Wednesday, October 29, 2014

Thursday October 30th at 7:00 pm




Film: The Endangered Giant Sable Antelope

From 1968 to 1970 Runi and Dick Estes studied the sable antelope, starting in Kenya and visiting subspecies and populations from Kenya to Namibia, followed by a year in central Angola observing the endangered giant sable. This was the first study attempted during the rainy as well as the dry season. At that time there were an estimated 1000-2000 giant sable in the two reserves set aside for Angola's totem animal. Dick has continued to be involved in its conservation since then, including visits to Angola in 1982 and several times since 2001, most recently in 2011. Angola's parks and reserves were unprotected during the civil war that began in 1975 and continued to 2004. Occupation by Government and Savimbi armies, postwar poaching and prospecting for diamonds in the two giant sable reserves have reduced the sable populations to apparently less than 200. The Portuguese-Angolan Pedro Vas Pinto, who undertook to save the giant sable, managed to gain funding from Government and Anglo-American oil companies to establish a large fenced enclosure inside the smaller reserve, capture by helicopter the nine surviving females there, and then airlift a bull from the other reserve, to restart breeding.
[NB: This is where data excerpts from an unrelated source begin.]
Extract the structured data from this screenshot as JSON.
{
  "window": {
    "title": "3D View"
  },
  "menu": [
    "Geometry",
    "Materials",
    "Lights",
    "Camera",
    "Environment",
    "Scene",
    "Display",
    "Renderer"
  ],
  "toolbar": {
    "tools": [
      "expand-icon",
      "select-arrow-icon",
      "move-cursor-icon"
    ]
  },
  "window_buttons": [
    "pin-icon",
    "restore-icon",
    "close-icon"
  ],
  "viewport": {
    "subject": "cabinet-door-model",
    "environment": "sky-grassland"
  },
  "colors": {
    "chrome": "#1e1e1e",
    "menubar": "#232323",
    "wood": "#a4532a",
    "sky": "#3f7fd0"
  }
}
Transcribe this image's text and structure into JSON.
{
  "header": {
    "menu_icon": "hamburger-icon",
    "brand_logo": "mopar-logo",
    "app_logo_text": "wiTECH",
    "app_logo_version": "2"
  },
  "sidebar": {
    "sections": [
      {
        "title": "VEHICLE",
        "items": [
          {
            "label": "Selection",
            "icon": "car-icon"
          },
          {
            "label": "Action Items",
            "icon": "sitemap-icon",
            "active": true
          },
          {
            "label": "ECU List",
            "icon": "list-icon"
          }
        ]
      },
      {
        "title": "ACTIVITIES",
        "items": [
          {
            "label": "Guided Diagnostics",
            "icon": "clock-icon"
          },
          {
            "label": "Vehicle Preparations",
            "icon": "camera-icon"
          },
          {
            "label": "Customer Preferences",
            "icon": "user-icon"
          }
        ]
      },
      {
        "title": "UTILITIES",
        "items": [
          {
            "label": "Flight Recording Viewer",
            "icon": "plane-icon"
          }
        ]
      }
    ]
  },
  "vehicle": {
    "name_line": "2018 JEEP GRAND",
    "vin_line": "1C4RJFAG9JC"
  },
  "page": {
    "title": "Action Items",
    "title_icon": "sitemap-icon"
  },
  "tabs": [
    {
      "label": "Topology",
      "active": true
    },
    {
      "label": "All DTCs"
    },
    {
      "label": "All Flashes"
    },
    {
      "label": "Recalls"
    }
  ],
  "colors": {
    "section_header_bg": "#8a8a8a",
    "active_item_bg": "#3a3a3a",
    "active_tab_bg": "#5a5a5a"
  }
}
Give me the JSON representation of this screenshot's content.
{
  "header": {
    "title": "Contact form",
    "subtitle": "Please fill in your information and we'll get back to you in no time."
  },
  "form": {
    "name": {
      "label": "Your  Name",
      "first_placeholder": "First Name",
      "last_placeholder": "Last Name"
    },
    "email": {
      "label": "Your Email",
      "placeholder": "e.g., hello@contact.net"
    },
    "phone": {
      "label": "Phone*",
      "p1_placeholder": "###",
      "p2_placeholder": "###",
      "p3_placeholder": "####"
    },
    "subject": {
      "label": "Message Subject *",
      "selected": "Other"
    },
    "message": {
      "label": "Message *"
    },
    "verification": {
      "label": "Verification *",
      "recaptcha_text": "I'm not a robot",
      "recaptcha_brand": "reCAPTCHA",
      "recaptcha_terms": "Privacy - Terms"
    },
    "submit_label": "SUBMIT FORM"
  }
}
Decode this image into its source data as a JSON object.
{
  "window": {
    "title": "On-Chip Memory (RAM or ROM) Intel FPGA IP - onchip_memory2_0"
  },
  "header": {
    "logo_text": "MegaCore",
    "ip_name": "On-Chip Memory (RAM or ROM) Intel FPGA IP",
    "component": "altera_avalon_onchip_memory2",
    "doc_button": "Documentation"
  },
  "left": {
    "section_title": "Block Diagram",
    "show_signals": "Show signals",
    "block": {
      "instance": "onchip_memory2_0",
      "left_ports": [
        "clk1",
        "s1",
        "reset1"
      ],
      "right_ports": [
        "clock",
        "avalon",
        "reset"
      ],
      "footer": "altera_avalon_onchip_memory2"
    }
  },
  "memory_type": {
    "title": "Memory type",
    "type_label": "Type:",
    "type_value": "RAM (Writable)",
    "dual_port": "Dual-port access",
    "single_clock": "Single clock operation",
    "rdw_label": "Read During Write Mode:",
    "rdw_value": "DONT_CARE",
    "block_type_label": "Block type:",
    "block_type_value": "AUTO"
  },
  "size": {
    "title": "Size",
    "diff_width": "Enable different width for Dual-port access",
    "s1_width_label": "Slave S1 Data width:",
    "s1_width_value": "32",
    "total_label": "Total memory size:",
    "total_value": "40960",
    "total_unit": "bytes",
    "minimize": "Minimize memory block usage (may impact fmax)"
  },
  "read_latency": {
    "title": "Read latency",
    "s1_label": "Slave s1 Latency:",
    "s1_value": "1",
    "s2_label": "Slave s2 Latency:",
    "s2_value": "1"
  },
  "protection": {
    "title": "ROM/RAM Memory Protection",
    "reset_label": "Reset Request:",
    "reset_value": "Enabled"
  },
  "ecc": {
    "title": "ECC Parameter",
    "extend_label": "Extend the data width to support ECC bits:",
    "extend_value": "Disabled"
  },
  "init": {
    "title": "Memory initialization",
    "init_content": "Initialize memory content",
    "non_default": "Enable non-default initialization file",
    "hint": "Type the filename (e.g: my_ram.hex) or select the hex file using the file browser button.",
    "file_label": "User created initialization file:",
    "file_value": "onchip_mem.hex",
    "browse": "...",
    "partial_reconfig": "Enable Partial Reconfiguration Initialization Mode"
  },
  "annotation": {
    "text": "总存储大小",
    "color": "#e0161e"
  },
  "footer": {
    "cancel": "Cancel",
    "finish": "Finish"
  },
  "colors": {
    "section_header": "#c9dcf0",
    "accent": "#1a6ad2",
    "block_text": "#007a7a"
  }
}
The film produced by an Angolan cinematographer is all about this extraordinary conservation effort. Dr. Estes is a well-known authority on the behavioral ecology of African mammals. An Associate of the Harvard Museum of Natural History and Research Associate of the Smithsonian Conservation and Research Center, he is also a member and former chairman of the World Conservation Union's Antelope Specialists' Group. Free and open to all.